Hugging Face has recently introduced their upcoming ‘Training Cluster as a service’ which will enable users to train their large language models (LLMs) at scale on their infrastructure.
In a recent tweet, Julien Chaumond, Co-Founder of Hugging Face, has recently revealed the upcoming service that will open accessibility to a large compute cluster for large-scale model training.
As stated, customers can simply push a single-node LLM training code and the tool will scale their training cluster-wide, using their open source tools. Consequently, customers will have access to the output inclusive of logs and final checkpoints.

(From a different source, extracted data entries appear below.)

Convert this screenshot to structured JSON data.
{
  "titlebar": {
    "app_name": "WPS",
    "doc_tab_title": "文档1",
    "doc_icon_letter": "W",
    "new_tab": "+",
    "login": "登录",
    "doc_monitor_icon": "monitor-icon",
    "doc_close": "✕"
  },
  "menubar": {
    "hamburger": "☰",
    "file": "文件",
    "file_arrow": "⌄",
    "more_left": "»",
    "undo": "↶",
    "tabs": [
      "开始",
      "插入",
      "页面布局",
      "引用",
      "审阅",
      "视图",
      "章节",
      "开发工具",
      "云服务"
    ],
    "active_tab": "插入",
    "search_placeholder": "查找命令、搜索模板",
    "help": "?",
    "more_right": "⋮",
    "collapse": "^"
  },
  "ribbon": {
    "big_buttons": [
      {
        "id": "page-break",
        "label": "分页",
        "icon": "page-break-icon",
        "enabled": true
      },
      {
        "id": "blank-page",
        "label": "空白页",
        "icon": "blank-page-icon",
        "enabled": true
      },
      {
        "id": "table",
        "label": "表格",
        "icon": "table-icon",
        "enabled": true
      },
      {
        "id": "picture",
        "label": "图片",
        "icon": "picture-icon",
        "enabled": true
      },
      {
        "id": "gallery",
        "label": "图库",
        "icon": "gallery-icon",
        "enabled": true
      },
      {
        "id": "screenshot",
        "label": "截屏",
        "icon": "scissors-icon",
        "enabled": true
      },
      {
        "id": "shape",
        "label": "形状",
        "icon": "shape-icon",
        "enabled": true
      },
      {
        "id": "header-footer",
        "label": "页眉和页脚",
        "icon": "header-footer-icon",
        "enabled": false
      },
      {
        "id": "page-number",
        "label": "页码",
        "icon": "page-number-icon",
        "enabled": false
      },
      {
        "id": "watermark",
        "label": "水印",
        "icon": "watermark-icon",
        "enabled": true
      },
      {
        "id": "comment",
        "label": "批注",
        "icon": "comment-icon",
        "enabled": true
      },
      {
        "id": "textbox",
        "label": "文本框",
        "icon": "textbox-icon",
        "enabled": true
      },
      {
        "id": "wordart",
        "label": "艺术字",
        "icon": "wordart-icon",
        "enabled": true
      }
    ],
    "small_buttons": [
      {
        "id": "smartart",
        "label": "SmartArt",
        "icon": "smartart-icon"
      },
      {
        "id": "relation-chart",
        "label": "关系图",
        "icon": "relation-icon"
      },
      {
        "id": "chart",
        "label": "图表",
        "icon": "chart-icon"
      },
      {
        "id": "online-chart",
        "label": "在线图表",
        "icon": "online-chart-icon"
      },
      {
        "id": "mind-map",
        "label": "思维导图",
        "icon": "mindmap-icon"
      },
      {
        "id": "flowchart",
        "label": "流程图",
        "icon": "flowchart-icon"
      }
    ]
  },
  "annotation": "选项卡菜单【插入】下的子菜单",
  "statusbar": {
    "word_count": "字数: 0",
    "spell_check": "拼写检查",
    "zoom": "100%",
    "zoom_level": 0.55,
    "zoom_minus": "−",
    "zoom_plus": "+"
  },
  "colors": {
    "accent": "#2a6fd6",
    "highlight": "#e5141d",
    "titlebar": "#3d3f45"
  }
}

According to Hugging Face, users can:
- Train their own foundation model - a model that is optimized for a user’s specific domain and business needs.
- Keep control of their data - users have access to the whole training output, checkpoints, and logs.
- Access Infra Expert support - from people with experience on large-scale training.
Reportedly, Hugging Face introduced a service-oriented approach to AI model training by integrating NVIDIA’s DGX Cloud infrastructure into their platform.
Moreover, NVIDIA teamed up with Hugging Face in efforts to supercharge LLM training and customization within the Hugging Face platform.
“We run the training for you and scale it to thousands of GPUs,” Hugging Face said in a release.
Furthermore, users can try some high-level parameters on the landing page and get an estimate of time and money required.
Now, users can gain access to this new service by joining the waitlist.
In previous reports, Hugging Face has recently launched a visual language model that has the ability to process images and text inputs, and turn them into coherent text outputs.
Definitely, Hugging Face continues to make cutting-edge tools that allows users to easily train their models and streamline the whole process of training and fine-tuning LLMs.